Last year at MGMA 2010 in New Orleans one of the hottest topics of the conference was Meaningful Use Stage 1, and once again this year Meaningful Use was a favorite talking point however this year it was Stage 2 that most people were discussing and how the Meaningful Use Stages are laying the stepping stones towards Accountable Care.

Meaningful Use Stage 2 expectations were presented at the Healthcare Innovations Pavilion by Mark J. Segal, PhD, Vice President of GE Healthcare IT.  Dr. Segal expects that Meaningful Use Stage 2 will improve on the use of functionalities found in Stage 1; “structured data, CPOE, CDS, quality reporting, registry, reminders, etc.”  He also predicts that the Stage 1 optional menu objectives will be mandatory in Stage 2 as well as increased usage of Care Coordination and Patient Engagement functionalities.  We can expect to see a Final Rule from ONC & CMS on Stage 2 in mid to late 2012.

The purpose and goals of Meaningful Use of EHRs were stressed by Dr. Segal.  Medicare and Medicaid payments are obviously outcomes of attesting for Meaningful Use, however, these guidelines are also building the base for a healthcare system with healthier patients serviced by an accountable care model.  Accountable Care is a healthcare model where all who participate in its functions become accountable for quality, cost, and the end results of their patient population.  Accountable Care Organizations are (or should I say will be) groups formed by clinicians and organizations of all healthcare realms including hospitals, primary care physicians, specialists, payers, support staff, and more.  All members will be incentivized to work together to achieve an optimally healthy population.

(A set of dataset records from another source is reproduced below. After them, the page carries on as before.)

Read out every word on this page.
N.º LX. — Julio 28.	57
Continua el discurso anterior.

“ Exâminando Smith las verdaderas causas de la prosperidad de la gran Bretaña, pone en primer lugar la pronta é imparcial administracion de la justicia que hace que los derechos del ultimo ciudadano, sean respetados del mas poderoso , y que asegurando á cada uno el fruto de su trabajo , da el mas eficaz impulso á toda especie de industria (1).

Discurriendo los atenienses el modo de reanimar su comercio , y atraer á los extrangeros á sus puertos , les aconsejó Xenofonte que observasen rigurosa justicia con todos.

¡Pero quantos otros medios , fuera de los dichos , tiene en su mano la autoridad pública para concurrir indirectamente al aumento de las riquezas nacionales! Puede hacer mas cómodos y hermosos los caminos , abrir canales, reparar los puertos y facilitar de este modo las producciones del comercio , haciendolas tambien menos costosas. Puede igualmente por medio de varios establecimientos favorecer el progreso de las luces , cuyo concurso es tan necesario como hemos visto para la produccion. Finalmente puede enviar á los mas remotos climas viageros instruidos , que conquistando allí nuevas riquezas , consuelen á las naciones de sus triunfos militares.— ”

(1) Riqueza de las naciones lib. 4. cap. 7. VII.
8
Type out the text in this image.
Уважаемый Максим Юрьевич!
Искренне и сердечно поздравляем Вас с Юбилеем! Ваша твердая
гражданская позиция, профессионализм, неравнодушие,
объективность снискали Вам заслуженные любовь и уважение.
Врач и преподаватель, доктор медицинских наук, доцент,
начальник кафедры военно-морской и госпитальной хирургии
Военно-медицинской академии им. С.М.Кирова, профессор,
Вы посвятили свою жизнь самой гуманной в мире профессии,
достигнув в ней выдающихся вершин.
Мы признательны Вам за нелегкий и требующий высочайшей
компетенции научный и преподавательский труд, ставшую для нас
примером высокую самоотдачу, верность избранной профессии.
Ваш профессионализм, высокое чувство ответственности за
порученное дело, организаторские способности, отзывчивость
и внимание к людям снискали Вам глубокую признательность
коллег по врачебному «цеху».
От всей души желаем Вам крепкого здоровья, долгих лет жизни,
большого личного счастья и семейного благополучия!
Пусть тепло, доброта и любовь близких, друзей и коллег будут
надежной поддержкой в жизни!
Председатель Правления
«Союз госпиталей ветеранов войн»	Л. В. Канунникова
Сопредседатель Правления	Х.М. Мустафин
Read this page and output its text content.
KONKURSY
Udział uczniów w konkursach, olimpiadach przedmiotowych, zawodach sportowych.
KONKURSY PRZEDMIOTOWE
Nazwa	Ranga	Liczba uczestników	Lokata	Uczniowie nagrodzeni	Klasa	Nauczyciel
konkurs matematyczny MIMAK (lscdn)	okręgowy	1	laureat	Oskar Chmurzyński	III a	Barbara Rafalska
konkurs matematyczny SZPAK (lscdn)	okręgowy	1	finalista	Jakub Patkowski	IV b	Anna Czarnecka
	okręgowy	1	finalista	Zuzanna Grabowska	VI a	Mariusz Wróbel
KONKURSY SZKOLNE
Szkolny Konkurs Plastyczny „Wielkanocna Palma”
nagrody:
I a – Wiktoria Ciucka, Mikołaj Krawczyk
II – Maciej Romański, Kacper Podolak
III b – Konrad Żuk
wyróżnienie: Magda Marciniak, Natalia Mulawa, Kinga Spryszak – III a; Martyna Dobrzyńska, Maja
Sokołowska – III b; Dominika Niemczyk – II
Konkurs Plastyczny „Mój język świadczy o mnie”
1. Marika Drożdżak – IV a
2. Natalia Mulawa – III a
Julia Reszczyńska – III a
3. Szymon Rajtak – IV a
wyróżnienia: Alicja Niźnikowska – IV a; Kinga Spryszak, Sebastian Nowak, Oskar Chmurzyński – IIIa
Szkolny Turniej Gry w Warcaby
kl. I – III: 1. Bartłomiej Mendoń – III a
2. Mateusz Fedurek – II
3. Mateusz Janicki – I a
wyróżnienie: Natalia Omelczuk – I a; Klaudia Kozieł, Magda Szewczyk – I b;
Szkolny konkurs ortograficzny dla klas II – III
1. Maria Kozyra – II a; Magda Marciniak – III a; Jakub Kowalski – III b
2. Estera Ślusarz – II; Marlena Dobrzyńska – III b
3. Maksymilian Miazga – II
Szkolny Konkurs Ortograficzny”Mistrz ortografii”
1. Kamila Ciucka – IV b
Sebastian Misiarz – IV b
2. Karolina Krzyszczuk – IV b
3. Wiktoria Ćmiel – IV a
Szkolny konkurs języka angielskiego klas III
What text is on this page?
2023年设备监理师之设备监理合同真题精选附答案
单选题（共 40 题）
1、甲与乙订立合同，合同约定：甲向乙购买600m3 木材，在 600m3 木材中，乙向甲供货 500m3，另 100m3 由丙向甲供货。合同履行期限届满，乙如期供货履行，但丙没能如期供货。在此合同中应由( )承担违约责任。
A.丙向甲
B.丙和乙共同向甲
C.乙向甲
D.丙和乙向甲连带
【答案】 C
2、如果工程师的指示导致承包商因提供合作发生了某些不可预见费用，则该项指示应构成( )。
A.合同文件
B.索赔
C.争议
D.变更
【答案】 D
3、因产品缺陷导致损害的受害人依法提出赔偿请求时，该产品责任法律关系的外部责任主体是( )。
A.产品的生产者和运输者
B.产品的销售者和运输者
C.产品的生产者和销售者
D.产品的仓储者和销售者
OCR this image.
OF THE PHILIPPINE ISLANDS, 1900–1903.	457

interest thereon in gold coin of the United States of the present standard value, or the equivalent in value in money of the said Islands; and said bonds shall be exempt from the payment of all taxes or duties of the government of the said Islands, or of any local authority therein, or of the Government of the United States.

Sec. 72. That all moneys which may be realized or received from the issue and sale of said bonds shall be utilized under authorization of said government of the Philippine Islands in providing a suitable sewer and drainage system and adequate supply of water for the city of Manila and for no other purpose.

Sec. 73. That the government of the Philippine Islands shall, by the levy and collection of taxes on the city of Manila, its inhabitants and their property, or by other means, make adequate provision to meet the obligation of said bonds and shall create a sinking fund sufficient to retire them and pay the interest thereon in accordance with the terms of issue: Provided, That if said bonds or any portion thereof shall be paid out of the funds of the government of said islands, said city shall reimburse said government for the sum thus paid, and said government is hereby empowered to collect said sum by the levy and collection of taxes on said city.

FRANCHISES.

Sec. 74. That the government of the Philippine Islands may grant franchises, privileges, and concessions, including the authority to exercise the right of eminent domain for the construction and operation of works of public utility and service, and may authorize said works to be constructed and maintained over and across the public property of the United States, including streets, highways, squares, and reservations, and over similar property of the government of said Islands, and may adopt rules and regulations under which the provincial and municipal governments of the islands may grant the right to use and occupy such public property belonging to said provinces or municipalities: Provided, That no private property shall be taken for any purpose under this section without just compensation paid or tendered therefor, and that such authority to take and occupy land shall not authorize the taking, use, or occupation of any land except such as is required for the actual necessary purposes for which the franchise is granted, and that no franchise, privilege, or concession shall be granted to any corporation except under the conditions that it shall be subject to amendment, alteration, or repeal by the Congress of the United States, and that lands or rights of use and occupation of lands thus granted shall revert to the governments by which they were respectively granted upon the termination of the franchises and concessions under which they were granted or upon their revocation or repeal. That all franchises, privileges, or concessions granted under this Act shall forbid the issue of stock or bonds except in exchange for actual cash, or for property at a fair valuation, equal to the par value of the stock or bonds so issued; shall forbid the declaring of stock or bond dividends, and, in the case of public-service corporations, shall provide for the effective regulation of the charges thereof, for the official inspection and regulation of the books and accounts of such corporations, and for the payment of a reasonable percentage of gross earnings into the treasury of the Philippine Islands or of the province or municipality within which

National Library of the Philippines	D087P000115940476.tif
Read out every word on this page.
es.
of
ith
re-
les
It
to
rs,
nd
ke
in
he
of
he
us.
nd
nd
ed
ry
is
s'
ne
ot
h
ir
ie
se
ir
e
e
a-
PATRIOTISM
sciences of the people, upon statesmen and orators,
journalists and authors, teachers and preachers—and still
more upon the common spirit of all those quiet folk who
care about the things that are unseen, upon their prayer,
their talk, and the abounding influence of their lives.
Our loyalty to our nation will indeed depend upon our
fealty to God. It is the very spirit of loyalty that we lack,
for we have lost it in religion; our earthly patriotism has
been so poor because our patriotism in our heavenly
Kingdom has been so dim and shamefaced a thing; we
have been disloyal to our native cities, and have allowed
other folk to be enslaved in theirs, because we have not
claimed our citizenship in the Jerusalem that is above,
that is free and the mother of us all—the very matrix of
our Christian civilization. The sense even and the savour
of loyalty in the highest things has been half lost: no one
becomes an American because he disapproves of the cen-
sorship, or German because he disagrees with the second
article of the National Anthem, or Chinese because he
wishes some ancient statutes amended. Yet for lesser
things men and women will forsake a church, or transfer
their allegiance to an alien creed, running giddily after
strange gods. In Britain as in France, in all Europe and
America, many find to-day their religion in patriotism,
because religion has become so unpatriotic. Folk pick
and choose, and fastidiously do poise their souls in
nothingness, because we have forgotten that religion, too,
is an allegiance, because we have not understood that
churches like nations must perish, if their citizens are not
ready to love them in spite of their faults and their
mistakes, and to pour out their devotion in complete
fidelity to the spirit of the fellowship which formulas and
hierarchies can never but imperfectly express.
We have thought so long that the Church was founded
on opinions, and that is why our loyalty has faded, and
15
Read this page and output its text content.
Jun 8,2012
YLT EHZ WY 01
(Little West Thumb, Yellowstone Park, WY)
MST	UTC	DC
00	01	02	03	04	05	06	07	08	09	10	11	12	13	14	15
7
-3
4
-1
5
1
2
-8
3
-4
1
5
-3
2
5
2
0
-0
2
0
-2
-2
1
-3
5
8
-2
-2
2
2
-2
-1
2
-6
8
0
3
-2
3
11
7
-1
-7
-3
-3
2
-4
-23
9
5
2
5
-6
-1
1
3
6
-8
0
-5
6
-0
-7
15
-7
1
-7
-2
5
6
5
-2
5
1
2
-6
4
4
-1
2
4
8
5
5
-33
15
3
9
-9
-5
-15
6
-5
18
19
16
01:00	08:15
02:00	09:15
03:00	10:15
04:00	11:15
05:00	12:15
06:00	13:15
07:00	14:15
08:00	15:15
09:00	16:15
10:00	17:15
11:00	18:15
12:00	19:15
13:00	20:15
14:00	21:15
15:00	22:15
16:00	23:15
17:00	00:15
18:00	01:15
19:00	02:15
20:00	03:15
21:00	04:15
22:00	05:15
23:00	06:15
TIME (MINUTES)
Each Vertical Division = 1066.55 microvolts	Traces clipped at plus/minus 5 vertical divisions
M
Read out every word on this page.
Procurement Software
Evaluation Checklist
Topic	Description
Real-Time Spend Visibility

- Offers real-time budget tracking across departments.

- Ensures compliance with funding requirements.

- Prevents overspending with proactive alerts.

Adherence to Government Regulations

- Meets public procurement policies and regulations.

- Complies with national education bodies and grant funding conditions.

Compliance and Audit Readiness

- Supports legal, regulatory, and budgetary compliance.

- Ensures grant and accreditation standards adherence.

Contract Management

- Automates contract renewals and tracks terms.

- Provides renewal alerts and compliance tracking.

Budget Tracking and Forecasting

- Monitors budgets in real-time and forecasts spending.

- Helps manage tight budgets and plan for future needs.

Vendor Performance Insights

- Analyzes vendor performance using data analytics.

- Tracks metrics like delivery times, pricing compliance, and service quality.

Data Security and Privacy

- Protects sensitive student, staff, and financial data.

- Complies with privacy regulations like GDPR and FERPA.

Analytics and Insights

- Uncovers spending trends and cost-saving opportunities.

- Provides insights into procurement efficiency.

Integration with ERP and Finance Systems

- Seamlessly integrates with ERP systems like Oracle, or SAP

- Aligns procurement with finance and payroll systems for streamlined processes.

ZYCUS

Dr. Segal explained that Accountable Care Organizations start with information. This information is gathered by  Electronic Health Records, shared by Heath Information and Image exchanges, systematized by Revenue Cycle Management, and organized by Practice Management tools.  An ACO then continues to improve on the information and processes that the previously mentioned systems establish.  This is done through Clinical decision support, evidence-based medicine, quality measurement, and reporting and analytics.  From information to continuous improvement an ACO ends up at a level of proactive care encouraging patient engagement, care coordination, predictive modeling, population management and care and disease management.  Dr. Segal explains ACOs as organizations that are highly digitized and connected, constantly improving on their systems, and practicing proactive care.

In the end CMS aims to achieve better care for patients, improved health of populations, and less costs and waste for all parties involved.  Meaningful Use and Accountable Care Organizations are being designed to help our nation’s healthcare systems and providers get there.